Any Mississippian dining in a catfish house should always ask where the catfish was raised. We live in the catfish capital of America, yet there are still catfish houses that purchase Vietnamese imported “catfish” just to save a few pennies. It’s clearly not as good as the locally raised product and it’s certainly not as safe. Mississippi catfish farmers have been having a tough time lately. Why would anyone want to pile onto their misery to save a few pennies?

The soft-shell crab industry is a true American, family-operated business. The landscape changed a little in the 10 years after Hurricane Katrina, but there are still families raising soft-shell crabs.

It’s a 24-hour a day job raising soft-shells. The crabs are caught in crab traps and then transferred to holding tanks (called floats) with circulating saltwater that is maintained at a constant 72 degrees. The floats have to be checked every three to four hours, all day, all night, no vacation. The mom might take the 1:00 a.m. shift and the dad might take the 4:00 a.m. shift, but someone in the family is always checking the crabs.

When a crab molts and loses its outer shell— you would be amazed at how much larger the crab becomes after shedding the old shell— the new shell is soft and extremely pliable. However, within hours, the new shell begins to harden. If the crabs aren’t removed from the tank immediately, the shell will grow hard.

No one around here is punching holes in the bottom of a crab to inject chemicals, they are putting the crabs onto flat trays and then into a large cooler where they will remain alive— and their shell will remain soft— until they are delivered to the back door of our restaurant.

The same goes for shrimp. We purchase over 32,000 pounds of local Gulf shrimp every year. They are caught in local waters by local shrimpers and packed, shipped, and delivered by local workers.

We are blessed to live in an area that boasts the best seafood breeding ground on the planet— the Gulf of Mexico. I have eaten seafood all over the world, but have yet to find a place where the seafood is better than right here at home.

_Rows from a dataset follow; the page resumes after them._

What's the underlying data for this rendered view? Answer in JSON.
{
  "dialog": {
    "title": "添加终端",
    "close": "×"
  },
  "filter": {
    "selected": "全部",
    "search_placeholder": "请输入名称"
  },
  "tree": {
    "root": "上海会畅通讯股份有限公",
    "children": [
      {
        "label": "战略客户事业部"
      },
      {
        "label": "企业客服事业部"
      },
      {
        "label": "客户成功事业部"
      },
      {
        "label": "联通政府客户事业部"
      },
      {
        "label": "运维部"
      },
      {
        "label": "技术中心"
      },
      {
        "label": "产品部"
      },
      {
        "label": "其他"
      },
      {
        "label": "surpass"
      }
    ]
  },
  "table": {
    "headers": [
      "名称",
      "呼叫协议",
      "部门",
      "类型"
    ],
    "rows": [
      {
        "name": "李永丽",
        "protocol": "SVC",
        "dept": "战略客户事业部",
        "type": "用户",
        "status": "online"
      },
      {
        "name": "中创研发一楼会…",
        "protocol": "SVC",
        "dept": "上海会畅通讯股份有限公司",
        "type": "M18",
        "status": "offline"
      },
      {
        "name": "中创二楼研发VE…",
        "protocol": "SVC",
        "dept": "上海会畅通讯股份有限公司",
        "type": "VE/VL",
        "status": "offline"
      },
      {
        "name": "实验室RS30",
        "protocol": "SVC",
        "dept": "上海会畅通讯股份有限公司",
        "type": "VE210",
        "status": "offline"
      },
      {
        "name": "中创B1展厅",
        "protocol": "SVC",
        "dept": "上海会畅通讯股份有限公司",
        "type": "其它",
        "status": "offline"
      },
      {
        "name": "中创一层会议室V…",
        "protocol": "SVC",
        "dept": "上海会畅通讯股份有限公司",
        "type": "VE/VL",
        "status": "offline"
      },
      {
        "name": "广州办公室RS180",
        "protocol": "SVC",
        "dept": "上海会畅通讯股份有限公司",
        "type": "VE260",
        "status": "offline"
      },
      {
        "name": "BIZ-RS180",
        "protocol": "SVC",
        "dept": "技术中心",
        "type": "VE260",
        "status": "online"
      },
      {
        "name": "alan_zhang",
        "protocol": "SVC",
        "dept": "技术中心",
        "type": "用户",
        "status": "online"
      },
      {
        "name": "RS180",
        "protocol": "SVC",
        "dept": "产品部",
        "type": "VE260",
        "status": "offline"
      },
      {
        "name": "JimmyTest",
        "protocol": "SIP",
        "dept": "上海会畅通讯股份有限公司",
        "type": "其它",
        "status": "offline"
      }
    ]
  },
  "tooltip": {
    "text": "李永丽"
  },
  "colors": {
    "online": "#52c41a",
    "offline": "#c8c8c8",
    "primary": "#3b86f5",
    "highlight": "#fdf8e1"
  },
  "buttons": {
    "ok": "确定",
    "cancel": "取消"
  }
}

If we held a blind tasting and I placed a few Pacific, Northern Atlantic, and Mediterranean oyster varieties next to the Gulf of Mexico oysters pulled from beds that stretch from Apalachicola to Texas, you would choose the Gulf variety, every time. I don’t care if one is dining in Seattle, Manhattan, or Paris, Gulf Coast oysters are the best on the planet.

Buy local seafood. Eat local seafood. Not because it’s the right thing to do (though it is), but because it just tastes better.

 

Soft Shell Crabs

6                        Soft shell crabs, cleaned

2 cups               Milk

2                         Eggs

1 Tbl.                 Dried tarragon

4 Tbl.                 Hot Sauce

3 cups                Seasoned flour

 

Combine milk, eggs, tarragon, Hot Sauce, Creole Seasoning and mix well. Gently drop the crabs in the seasoned milk mixture and place all in the refrigerator and marinate for at least 6 hours. When you are ready to cook the crabs, pour peanut oil to two inches deep in a skillet and bring to a temperature of 340 degrees. Take crabs out of the milk mixture one at a time and lightly dust them in the seasoned flour. Be careful to keep all of the legs attached and gently separate the legs that stick together. Slowly glide the crab (shell side down) into the hot oil, being careful not to splash. Cook approximately 2 minutes and turn over for another minute. Remove the crabs and drain on paper towels.